Although there is plenty of evidence that dynamic languages do support refactoring, I'd like to concentrate on the other claim -- that statically typed languages are refactorable. Challenging this claim may seem laughable, as there is no lack of refactoring tools for Java or C#. But let's examine a more advanced language that is touted as Java successor -- Scala.

Scala supports structural types, which allow treating classes as records of methods that can subtyped by the presence of appropriate methods. This example was given in the Scala 2.6 release notes:


class File(name: String) {

def getName(): String = name
def open() { /*..*/ }
def close() { println(“close file”) }


def test(f: { def getName(): String }) {

test(new File(“test.txt”))
test(new java.io.File(“test.txt”))


In this code the type { def getName(): String } refers to any class with the method getName(): String in it. Now what happens if we try to rename the method in the structural type?

  1. We can rename all the instances of the getName() methods found in all classes anywhere.
  2. We can just rename the method in the structural type and update everything else manually

Both of these approaches are useless. The first one is basically a search and replace done on all code and may rename methods that we never intended to rename (e.g. getName() in the Person class). The second one doesn't really do anything for us.

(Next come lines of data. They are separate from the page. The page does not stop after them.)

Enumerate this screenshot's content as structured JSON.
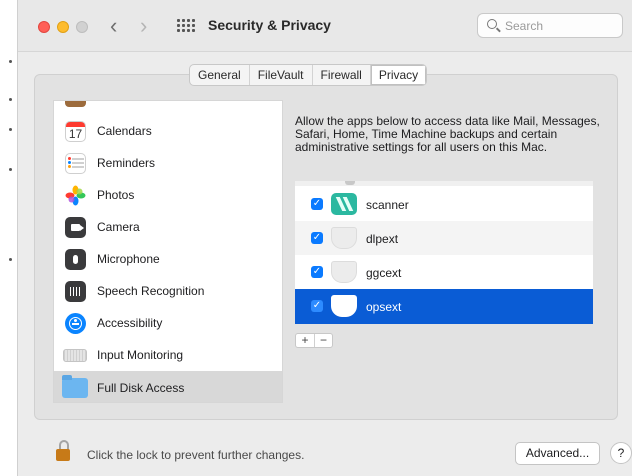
{
  "window": {
    "title": "Security & Privacy",
    "search_placeholder": "Search"
  },
  "tabs": [
    {
      "label": "General"
    },
    {
      "label": "FileVault"
    },
    {
      "label": "Firewall"
    },
    {
      "label": "Privacy",
      "active": true
    }
  ],
  "sidebar": {
    "items": [
      {
        "label": "Calendars",
        "icon": "calendar-icon",
        "icon_text": "17"
      },
      {
        "label": "Reminders",
        "icon": "reminders-icon"
      },
      {
        "label": "Photos",
        "icon": "photos-icon"
      },
      {
        "label": "Camera",
        "icon": "camera-icon"
      },
      {
        "label": "Microphone",
        "icon": "microphone-icon"
      },
      {
        "label": "Speech Recognition",
        "icon": "speech-recognition-icon"
      },
      {
        "label": "Accessibility",
        "icon": "accessibility-icon"
      },
      {
        "label": "Input Monitoring",
        "icon": "keyboard-icon"
      },
      {
        "label": "Full Disk Access",
        "icon": "folder-icon",
        "selected": true
      }
    ]
  },
  "main": {
    "description": "Allow the apps below to access data like Mail, Messages, Safari, Home, Time Machine backups and certain administrative settings for all users on this Mac.",
    "apps": [
      {
        "name": "scanner",
        "checked": true,
        "icon": "scanner-app-icon"
      },
      {
        "name": "dlpext",
        "checked": true,
        "icon": "shield-icon"
      },
      {
        "name": "ggcext",
        "checked": true,
        "icon": "shield-icon"
      },
      {
        "name": "opsext",
        "checked": true,
        "icon": "shield-icon",
        "selected": true
      }
    ],
    "add_label": "+",
    "remove_label": "−",
    "checkmark": "✓"
  },
  "footer": {
    "lock_text": "Click the lock to prevent further changes.",
    "advanced_label": "Advanced...",
    "help_label": "?"
  },
  "nav": {
    "back": "‹",
    "forward": "›"
  },
  "colors": {
    "accent": "#0a5cd5",
    "checkbox": "#0a7aff",
    "close": "#ff5f57",
    "minimize": "#febc2e"
  }
}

The truth of the matter is that structural types miss an inherent scope associated with nominative (i.e. usual) types. Since every method signature in a nominative type originates from a single type, it gives refactoring a natural scope of all the subtypes of the originating type. Without that scope many refactoring techniques are essentially useless.

What is worse is that the presence of structural types also breaks refactoring in usual classes. E.g. if we try renaming getName() in the File type, we are also presented with a decision whether or not we can rename the method in structural type. And if we do rename it, we will break the code that accesses java.io.File the same way. Therefore if we want to refactor working code to working code we can again only rename everything or nothing at all.

Luckily it looks like the main refactorings broken by the structural types is renaming the methods and changing their signature. Unluckily these are the most common refactorings and having a same named method in any of the structural types breaks refactoring also in the usual classes. At the moment this mainly affects Scala and some other functional languages, but if the structural types become more spread it may come to a language near you :)

Interestingly, Cedric Beust brought out that you can refactor structural types as opposed to the duck types. Since I obviously think differently it would be interesting to hear his (and your) comments on the matter. Perhaps I'm missing something obvious?